October is mental health awareness month, a moment in which the world stops to recognize something that we can’t always see, but lives inside of all of us.
Mental health is like the weather inside of us: sometimes calm and clear, other times stormy and unpredictable. We are fast to treat fevers, flus and broken bones, but pain of the heart and mind often go unnoticed.
They can feel invisible, like carrying a heavy backpack full of bricks that nobody else sees. At Ida B. Wells-Barnett High School, the message is clear: you don’t have to carry it alone.
“There are not barriers,” Emilee Refvem, the psychologist at IBW said. “There are communities you can talk to. You are not on your own.”
Being a teenager in 2025 is like walking on a tightrope balancing expectations; grades, sports, friendships and the endless comparisons of social media.
Some days the tightrope feels stable. Other days, it moves so much all you want to do is sit down and make it stop. Stress doesn’t always announce itself loudly; instead, it creeps in quietly through headaches that won’t go away, stomachaches with no cause and exhaustion that lingers, even after adequate sleep.
The hardest battles are often the ones fought in silence: the voice in your head that says you’re not enough, the fear that no one will understand, the thought that you have to figure it all out alone.
But as Britni Locke, the social worker at IBW said, “Taking school seriously also means taking our mental health seriously.” We cannot be our best selves in the classroom, on the field, or even with our friends if we are struggling on the inside.
And maybe what most of us need is not a perfect answer, but a pair of ears willing to listen. To sit with us in the silence. To say without words: you matter, and your feelings matter too.
Locke reminded us that it starts with something simple–checking in with a friend, noticing when their smile doesn’t reach their eyes, asking, “How are you, really?”
Listening without judgment is an act of love, one that costs nothing but can mean everything.
Because the truth is, a smile can lie. A perfect picture online can hide a storm. “Looks happy does not mean not bad,” Refvem said, and those words echo a reminder we often forget.
Struggling is more common than we think. Many stay quiet because they believe their problems are too small, or they worry about being a nuisance.
But every story matters. “If one person doesn’t understand, somebody else will. Somebody will,” Refvem said, and those words should be written on our walls.
At IBW, there are adults who care, such as nurses, counselors, teachers, coaches and advisors.

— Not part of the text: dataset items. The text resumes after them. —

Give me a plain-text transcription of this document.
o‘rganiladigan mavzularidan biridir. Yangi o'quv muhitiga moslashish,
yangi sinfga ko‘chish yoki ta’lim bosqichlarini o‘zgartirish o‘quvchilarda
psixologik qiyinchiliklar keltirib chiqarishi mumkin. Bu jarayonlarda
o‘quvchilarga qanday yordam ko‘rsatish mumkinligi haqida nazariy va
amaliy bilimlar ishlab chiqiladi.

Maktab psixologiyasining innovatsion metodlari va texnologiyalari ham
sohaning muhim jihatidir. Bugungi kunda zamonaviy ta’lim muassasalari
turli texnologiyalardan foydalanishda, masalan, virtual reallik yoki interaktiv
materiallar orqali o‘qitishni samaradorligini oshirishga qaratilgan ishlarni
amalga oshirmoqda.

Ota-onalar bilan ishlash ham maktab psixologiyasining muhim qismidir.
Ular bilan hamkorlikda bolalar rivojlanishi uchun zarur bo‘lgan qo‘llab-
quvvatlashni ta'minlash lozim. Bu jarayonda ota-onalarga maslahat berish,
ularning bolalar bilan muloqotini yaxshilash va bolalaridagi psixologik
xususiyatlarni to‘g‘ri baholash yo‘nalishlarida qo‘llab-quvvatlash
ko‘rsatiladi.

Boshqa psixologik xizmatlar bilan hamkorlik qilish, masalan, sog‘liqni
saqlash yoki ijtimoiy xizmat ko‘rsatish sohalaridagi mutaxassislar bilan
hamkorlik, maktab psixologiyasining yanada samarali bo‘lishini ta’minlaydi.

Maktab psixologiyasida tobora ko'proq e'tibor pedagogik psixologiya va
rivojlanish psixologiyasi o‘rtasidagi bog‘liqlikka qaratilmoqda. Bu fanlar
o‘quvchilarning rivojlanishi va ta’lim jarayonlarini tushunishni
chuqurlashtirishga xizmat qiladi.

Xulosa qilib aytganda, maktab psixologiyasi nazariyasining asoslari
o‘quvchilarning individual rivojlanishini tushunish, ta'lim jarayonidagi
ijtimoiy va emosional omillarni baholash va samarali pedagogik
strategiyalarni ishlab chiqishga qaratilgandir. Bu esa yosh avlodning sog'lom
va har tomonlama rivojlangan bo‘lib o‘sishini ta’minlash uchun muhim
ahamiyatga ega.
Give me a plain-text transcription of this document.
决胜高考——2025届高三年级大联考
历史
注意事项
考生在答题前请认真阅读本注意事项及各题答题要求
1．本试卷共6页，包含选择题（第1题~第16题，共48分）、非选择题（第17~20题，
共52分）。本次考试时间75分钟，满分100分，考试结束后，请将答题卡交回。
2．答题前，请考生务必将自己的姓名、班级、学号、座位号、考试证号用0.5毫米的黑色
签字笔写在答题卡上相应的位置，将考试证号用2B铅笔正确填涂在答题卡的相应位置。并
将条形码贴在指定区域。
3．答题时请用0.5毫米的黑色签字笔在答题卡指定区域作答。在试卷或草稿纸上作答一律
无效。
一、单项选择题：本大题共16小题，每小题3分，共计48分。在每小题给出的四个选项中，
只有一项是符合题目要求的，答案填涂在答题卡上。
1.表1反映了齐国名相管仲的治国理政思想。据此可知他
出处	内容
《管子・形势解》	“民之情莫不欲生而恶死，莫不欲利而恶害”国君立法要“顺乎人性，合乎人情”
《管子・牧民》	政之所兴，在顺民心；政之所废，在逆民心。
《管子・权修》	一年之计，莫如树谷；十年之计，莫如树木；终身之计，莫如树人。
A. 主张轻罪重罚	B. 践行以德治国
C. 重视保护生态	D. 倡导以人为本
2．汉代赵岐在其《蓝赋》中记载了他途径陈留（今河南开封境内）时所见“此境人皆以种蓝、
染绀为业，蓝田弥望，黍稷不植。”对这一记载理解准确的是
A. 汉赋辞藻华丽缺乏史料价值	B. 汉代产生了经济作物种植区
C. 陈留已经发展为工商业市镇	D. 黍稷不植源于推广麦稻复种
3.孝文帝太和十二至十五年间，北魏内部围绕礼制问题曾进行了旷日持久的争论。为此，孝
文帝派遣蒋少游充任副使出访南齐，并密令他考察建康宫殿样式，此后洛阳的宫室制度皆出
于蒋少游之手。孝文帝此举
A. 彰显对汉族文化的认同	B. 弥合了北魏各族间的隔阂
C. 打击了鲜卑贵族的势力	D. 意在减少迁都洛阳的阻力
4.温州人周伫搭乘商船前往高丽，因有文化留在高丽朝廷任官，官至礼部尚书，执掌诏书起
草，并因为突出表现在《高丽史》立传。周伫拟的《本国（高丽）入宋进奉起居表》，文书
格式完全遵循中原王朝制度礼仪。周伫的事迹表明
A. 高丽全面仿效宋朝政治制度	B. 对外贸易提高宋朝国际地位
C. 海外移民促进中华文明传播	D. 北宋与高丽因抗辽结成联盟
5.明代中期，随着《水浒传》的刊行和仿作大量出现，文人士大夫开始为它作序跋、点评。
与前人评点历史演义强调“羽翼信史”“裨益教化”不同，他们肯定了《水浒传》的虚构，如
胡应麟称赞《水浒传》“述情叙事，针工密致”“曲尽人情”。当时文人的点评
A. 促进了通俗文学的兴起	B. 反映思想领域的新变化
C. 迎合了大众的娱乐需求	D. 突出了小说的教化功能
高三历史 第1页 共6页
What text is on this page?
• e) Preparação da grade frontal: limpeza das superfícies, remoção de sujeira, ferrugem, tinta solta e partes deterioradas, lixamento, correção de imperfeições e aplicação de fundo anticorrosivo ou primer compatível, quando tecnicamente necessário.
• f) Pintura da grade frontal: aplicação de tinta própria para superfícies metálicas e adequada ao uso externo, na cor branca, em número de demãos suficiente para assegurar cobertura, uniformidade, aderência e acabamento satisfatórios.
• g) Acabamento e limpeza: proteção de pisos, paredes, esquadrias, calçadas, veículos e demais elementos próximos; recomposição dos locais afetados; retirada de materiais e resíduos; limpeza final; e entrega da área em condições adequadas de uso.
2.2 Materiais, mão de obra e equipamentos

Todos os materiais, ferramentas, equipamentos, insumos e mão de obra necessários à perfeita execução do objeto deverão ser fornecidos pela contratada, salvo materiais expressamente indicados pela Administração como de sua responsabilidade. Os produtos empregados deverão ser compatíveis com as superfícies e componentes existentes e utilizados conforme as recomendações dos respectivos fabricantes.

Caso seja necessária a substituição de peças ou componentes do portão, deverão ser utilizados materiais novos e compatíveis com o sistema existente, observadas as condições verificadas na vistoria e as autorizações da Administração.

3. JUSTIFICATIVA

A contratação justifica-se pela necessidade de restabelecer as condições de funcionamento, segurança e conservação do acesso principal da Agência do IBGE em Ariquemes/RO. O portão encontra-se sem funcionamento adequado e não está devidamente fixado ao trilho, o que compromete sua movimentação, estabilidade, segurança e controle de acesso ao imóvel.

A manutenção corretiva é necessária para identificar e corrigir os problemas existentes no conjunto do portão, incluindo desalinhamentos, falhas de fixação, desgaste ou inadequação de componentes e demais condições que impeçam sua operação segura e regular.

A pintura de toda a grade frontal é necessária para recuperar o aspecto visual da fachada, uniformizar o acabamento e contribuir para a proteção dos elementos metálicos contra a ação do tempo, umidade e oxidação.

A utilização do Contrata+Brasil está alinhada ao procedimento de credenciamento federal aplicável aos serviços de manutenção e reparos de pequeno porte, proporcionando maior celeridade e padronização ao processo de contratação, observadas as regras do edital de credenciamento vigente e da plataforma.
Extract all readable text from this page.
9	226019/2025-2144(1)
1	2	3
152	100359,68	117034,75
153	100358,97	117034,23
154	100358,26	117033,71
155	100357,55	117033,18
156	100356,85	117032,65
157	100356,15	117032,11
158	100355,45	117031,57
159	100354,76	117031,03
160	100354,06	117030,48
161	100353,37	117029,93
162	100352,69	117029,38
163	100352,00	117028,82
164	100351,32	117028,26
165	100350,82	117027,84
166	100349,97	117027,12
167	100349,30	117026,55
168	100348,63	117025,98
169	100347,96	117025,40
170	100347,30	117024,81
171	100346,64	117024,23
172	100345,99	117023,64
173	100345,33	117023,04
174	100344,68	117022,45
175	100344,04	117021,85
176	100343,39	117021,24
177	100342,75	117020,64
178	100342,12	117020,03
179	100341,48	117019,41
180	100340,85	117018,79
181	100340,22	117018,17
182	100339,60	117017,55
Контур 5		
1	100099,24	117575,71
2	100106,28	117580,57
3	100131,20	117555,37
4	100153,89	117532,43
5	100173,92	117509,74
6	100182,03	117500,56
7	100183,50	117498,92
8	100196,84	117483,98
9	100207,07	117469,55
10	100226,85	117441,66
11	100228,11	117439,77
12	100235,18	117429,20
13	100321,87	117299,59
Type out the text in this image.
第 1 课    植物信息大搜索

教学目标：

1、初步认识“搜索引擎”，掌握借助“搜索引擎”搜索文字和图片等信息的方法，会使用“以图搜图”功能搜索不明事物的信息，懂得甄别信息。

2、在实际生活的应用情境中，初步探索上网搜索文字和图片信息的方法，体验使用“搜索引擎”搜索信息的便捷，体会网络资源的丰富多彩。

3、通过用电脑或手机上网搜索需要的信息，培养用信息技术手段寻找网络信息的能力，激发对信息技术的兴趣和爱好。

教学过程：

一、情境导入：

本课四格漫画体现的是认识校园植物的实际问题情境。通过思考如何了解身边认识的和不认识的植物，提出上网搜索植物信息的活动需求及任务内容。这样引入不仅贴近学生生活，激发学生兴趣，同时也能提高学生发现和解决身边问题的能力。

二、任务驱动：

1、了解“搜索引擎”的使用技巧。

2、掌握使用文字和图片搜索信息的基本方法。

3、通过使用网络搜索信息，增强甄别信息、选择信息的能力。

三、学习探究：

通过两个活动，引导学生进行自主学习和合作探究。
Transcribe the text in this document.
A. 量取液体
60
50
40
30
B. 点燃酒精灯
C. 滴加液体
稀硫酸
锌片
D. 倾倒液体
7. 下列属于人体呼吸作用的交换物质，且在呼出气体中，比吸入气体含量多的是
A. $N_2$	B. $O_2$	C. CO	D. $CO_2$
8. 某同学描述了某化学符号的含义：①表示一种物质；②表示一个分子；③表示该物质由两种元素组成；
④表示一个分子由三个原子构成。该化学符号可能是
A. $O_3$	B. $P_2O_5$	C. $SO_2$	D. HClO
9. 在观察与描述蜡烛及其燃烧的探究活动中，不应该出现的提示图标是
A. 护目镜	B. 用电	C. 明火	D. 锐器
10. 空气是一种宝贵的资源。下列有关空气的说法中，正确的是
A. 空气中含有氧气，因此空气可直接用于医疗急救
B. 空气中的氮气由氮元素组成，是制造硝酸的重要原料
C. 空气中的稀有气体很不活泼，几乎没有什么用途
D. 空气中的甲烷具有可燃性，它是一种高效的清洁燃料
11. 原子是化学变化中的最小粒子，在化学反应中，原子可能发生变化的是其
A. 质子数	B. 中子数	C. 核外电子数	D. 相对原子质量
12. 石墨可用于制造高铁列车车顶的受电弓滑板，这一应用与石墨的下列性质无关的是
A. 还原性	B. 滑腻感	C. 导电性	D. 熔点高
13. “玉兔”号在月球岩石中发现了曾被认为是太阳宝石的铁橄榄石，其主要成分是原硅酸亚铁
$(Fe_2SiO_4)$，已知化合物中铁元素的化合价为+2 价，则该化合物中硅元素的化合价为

Sometimes, the first step toward improvement is as simple as saying something out loud, letting someone else carry the backpack with you for a while.
Mental health challenges are not signs of weakness. They are signs of being human. Just as we would never blame someone for catching a flu or breaking a bone, we should never shame ourselves for feeling sad, anxious or overwhelmed.
Silence makes pain heavier; speaking it aloud makes it lighter, which is one reason why Mental Health Awareness Month is so important. It does not just raise awareness–it reminds us that our voices have power. It reminds us that it is okay to say, “I’m not okay.”
If you are struggling, please remember this: you are not alone. Not here, not at IBW, not in this world.
Help is closer than it seems. Sometimes it only takes one conversation to remind you that your story is worth telling, one person to remind you that your heart matters, one step to remind you that improvement is possible.
“We don’t always know what is happening in other people’s hearts,” Cheryl Bell, the nurse at IBW said. “But we can always listen. We can always care.”
This October, and every month that follows, be there to support each other, break down the stigma and take mental health seriously.
Behind every smile, every hallway conversation and every classroom seat, there is a story we may not know. No one should have to carry their backpack of worries alone–and at IBW, no one has to.